Commissioner Richard Glick criticized this move, among others, in his dissent.

“Today’s order … continues the Commission’s attack on public power, dismissing the entire business model as a state subsidy and jeopardizing the viability of a construct that has long benefited customers,” he said.  “As ill-advised as that attack is, it is equally unsupported. The Commission neither marshals evidence that the existence of public power has actually suppressed prices nor addresses arguments that the type of balanced portfolio typically developed by public power entities will not have that effect.”

FERC Chair Neil Chatterjee told reporters last week he felt the commission’s clarification on certain aspects of the MOPR was apt to quell stakeholder concerns, including issues on public power.

“There’s a point made that the decision to subject public power to the MOPR is going to undermine the business model. Commissioner Glick himself has made the case in a prior dissent that resources like utilities with guaranteed cost recovery are not competitive,” he said. “At the end of the day, all this rule requires is that new entrants are competitive. And I think that is why the majority of the commission stood by the core of our original December order.”

Chatterjee also shut down concerns raised by Glick and others that the rule would raise costs to customers, pointing to a March report from PJM’s Independent Market Monitor which found the order “is not expected to have an impact on the clearing prices and auction revenues in the 2022/2023” capacity auction.

The PJM Interconnection in March issued its compliance filing to FERC that lowered the floor prices for some resources, including nuclear power.

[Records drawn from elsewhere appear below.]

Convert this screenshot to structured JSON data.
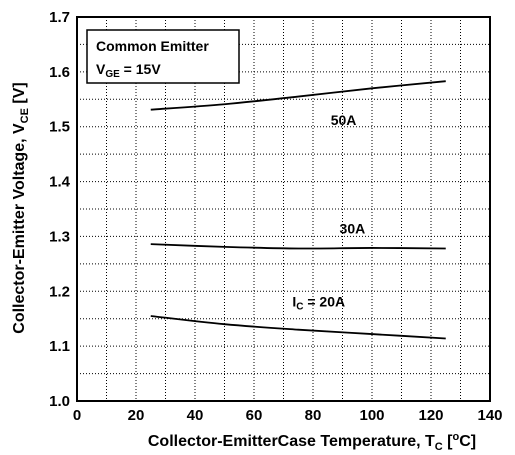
{
  "chart_data": {
    "type": "line",
    "xlabel": "Collector-EmitterCase Temperature, T",
    "xlabel_sub": "C",
    "xlabel_unit_open": " [",
    "xlabel_unit_sup": "o",
    "xlabel_unit_close": "C]",
    "ylabel": "Collector-Emitter Voltage, V",
    "ylabel_sub": "CE",
    "ylabel_unit": " [V]",
    "xlim": [
      0,
      140
    ],
    "ylim": [
      1.0,
      1.7
    ],
    "x_ticks": [
      "0",
      "20",
      "40",
      "60",
      "80",
      "100",
      "120",
      "140"
    ],
    "y_ticks": [
      "1.0",
      "1.1",
      "1.2",
      "1.3",
      "1.4",
      "1.5",
      "1.6",
      "1.7"
    ],
    "grid": true,
    "grid_style": "dotted",
    "legend_box": {
      "line1": "Common Emitter",
      "line2_prefix": "V",
      "line2_sub": "GE",
      "line2_suffix": " = 15V",
      "placement": "top-left"
    },
    "series": [
      {
        "x": [
          25,
          50,
          75,
          100,
          125
        ],
        "y": [
          1.531,
          1.541,
          1.555,
          1.57,
          1.583
        ]
      },
      {
        "x": [
          25,
          50,
          75,
          100,
          125
        ],
        "y": [
          1.286,
          1.281,
          1.278,
          1.279,
          1.278
        ]
      },
      {
        "x": [
          25,
          50,
          75,
          100,
          125
        ],
        "y": [
          1.155,
          1.14,
          1.13,
          1.122,
          1.114
        ]
      }
    ],
    "annotations": [
      {
        "text": "50A",
        "x": 86,
        "y": 1.503
      },
      {
        "text": "30A",
        "x": 89,
        "y": 1.305
      },
      {
        "prefix": "I",
        "sub": "C",
        "text": " = 20A",
        "x": 73,
        "y": 1.172
      }
    ]
  }
}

The threat of some nuclear plants not clearing the auction under the MOPR was the root of short-term cost concerns, Tom Rutigliano, senior advocate at the Natural Resources Defense Council’s Sustainable FERC Project told Utility Dive.

“When the order first came out, the prices that were floating around for the nuclear plants were very high. It looked like the floor price for nuclear plants was going to push them out of the market and that would have been a huge shot,” he said. But the PJM’s compliance filing “should make the short term impact on consumers fairly limited.”

FERC has yet to approve the grid operator’s filing, and PJM itself is still reviewing the commission’s Thursday decision and considering next steps, spokesperson Jeffrey Shields told Utility Dive in an email.

But assuming the compliance filing is approved, longer term costs remain a key concern, said Rutigliano.

“A lot of the states in PJM have pretty ambitious renewable targets for 2030. And the resources that they build to meet those targets become the main victims of the MOPR,” he said. “And so we are still gonna have very large consumer costs, it’s just that it will probably be in a couple of years, not immediately.”

Chatterjee last week disputed claims previously raised that the MOPR would raise costs long-term, arguing that resources should be better able to compete in the future.

“As renewable technology, clean energy technology continues to evolve, continues to become more efficient and continues to decline in price, those resources, in my view, ought to be able to compete and will compete. And so I disagree with the notion that over the long term, these resources will be disadvantaged,” he said.

Illinois also filed a lawsuit against the commission. It and other states have threatened to leave the power market altogether over concerns that these rules undermine state policy.

“If the courts don’t overturn this, states are going to leave the power markets,” said Rutigliano. “We’re already seeing that states are starting to look very seriously at that.”